Can you picture one of those Facebook infographics that ends with the tag line, “Things Jesus never said”? Well, this is one thing Jesus never meant to have happen. How do I know that? How can I say it with such confidence? Because of Jesus’ own prayer on the night before his passion. Listen in:
The glory that you have given me I have given to them, that they may be one even as we are one, I in them and you in me, that they may become perfectly one, so that the world may know that you sent me and loved them even as you loved me. 
What did Jesus pray for? That all his disciples be one. Why did he pray for that? That the world may know that he is sent from God.

I want to end by sharing with you an example of the sort of attitude and behavior that is necessary if we are to be motivated and inspired to face into our divisions with courage and realism—all, of course, for the sake of our mission, our mission of reconciling all people to God and one another in Christ. As we read in the sixteenth chapter of the Acts of the Apostles, Paul and Silas were in city of Philippi doing their usual missionary thing. They ran afoul of some of the local merchants, who ginned up the civil authorities to have them thrown in jail. So they’re spending the night with their hands in chains and their feet in stocks, passing the time by, of all things, singing hymns. They face a trial in the morning, and the possibility of more severe punishment, even death. Then, in the middle of the night, there’s an earthquake. Their chains fall off, all the doors in the jail swing open, and the only thing between them and their freedom is their willingness and ability to move their own feet.
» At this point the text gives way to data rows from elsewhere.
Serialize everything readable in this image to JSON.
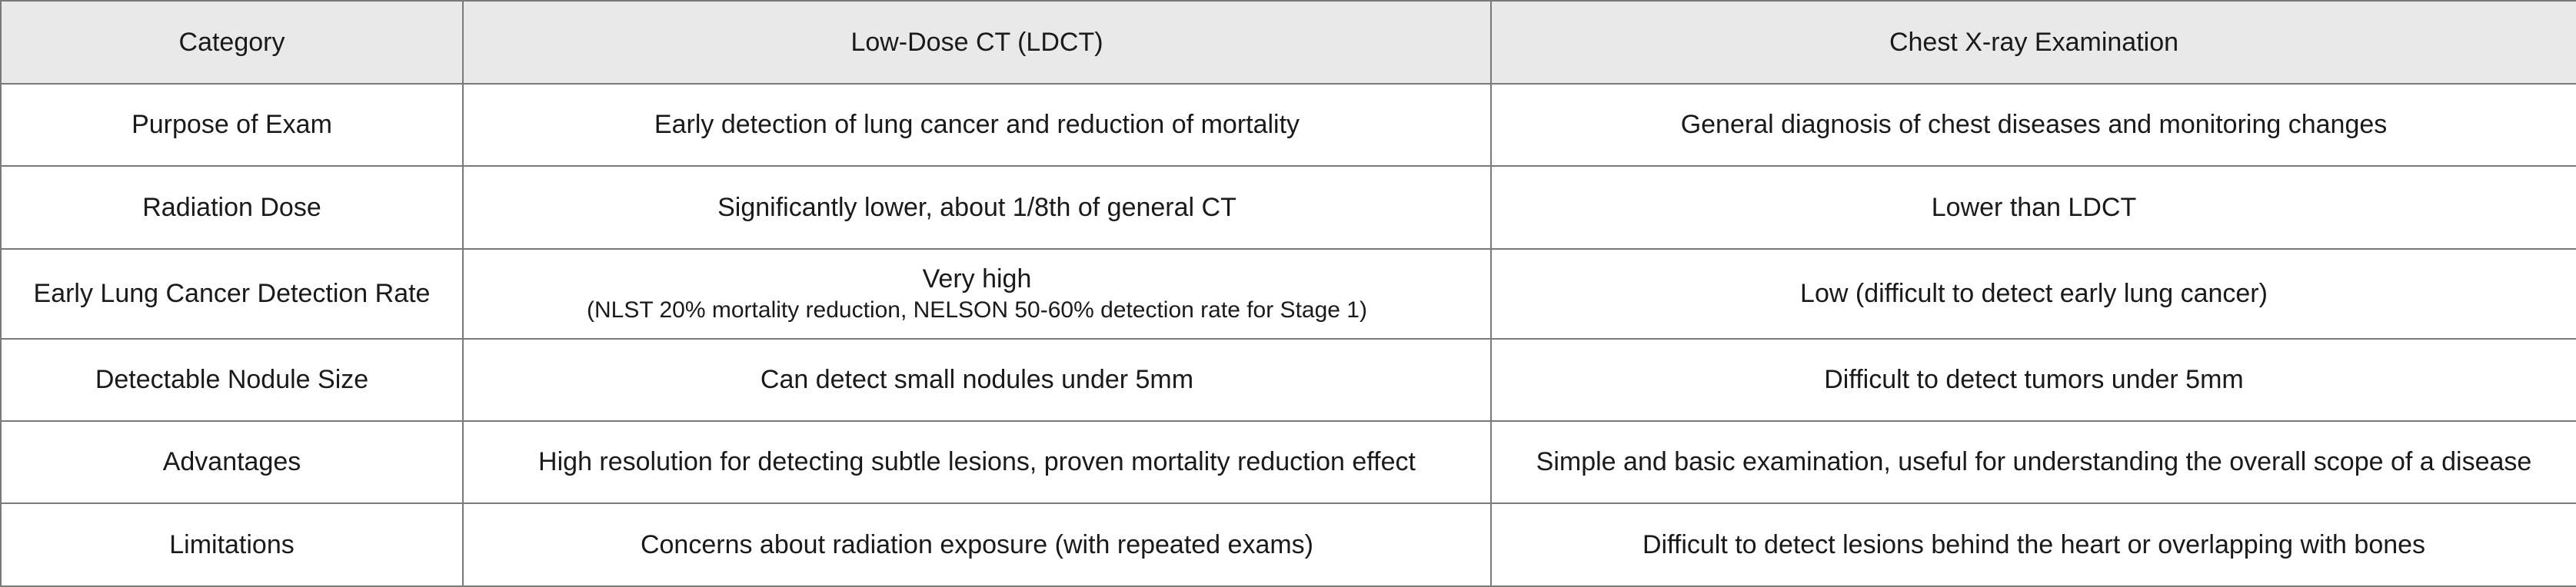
{
  "table": {
    "headers": [
      "Category",
      "Low-Dose CT (LDCT)",
      "Chest X-ray Examination"
    ],
    "rows": [
      {
        "category": "Purpose of Exam",
        "ldct": "Early detection of lung cancer and reduction of mortality",
        "ldct_note": "",
        "xray": "General diagnosis of chest diseases and monitoring changes"
      },
      {
        "category": "Radiation Dose",
        "ldct": "Significantly lower, about 1/8th of general CT",
        "ldct_note": "",
        "xray": "Lower than LDCT"
      },
      {
        "category": "Early Lung Cancer Detection Rate",
        "ldct": "Very high",
        "ldct_note": "(NLST 20% mortality reduction, NELSON 50-60% detection rate for Stage 1)",
        "xray": "Low (difficult to detect early lung cancer)"
      },
      {
        "category": "Detectable Nodule Size",
        "ldct": "Can detect small nodules under 5mm",
        "ldct_note": "",
        "xray": "Difficult to detect tumors under 5mm"
      },
      {
        "category": "Advantages",
        "ldct": "High resolution for detecting subtle lesions, proven mortality reduction effect",
        "ldct_note": "",
        "xray": "Simple and basic examination, useful for understanding the overall scope of a disease"
      },
      {
        "category": "Limitations",
        "ldct": "Concerns about radiation exposure (with repeated exams)",
        "ldct_note": "",
        "xray": "Difficult to detect lesions behind the heart or overlapping with bones"
      }
    ]
  }
}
Then they encountered the jailer. He was distraught. He was going to get blamed for a massive jailbreak, and he was about to take his own life. He sees Paul and Silas and pleads with them, “Sirs, what must I do to be saved.” This is an incredibly awkward moment of decision for these two missionaries. Do they blow off the jailer and run, literally, for their lives? Or do they respond in love to a man who sees his life as hopeless and is desperate to hear good news, at the risk of putting themselves right back in chains and stocks? We know, of course, what they did. They chose Door #2. Out of commitment to their mission—that is, for the sake of the jailer, the one who had been the very instrument of their own suffering—for the sake of their mission, Paul and Silas were willing to surrender their freedom, which had just fallen into their laps as a gift from God. “[Paul and Silas] spoke the word of the Lord to him and to all who were in his house. And he took them the same hour of the night and washed their wounds; and he was baptized at once, he and all his family.” There was a moment of “mission accomplished.” Everyone was reconciled to God and to one another in Christ.

This, my friends, is what it will take. The refusal of Paul and Silas to walk out of that jail and leave the jailer helpless is driven by a level of faith that produces the sort of unity that will impress the world. Nothing less will do. Alleluia and Amen.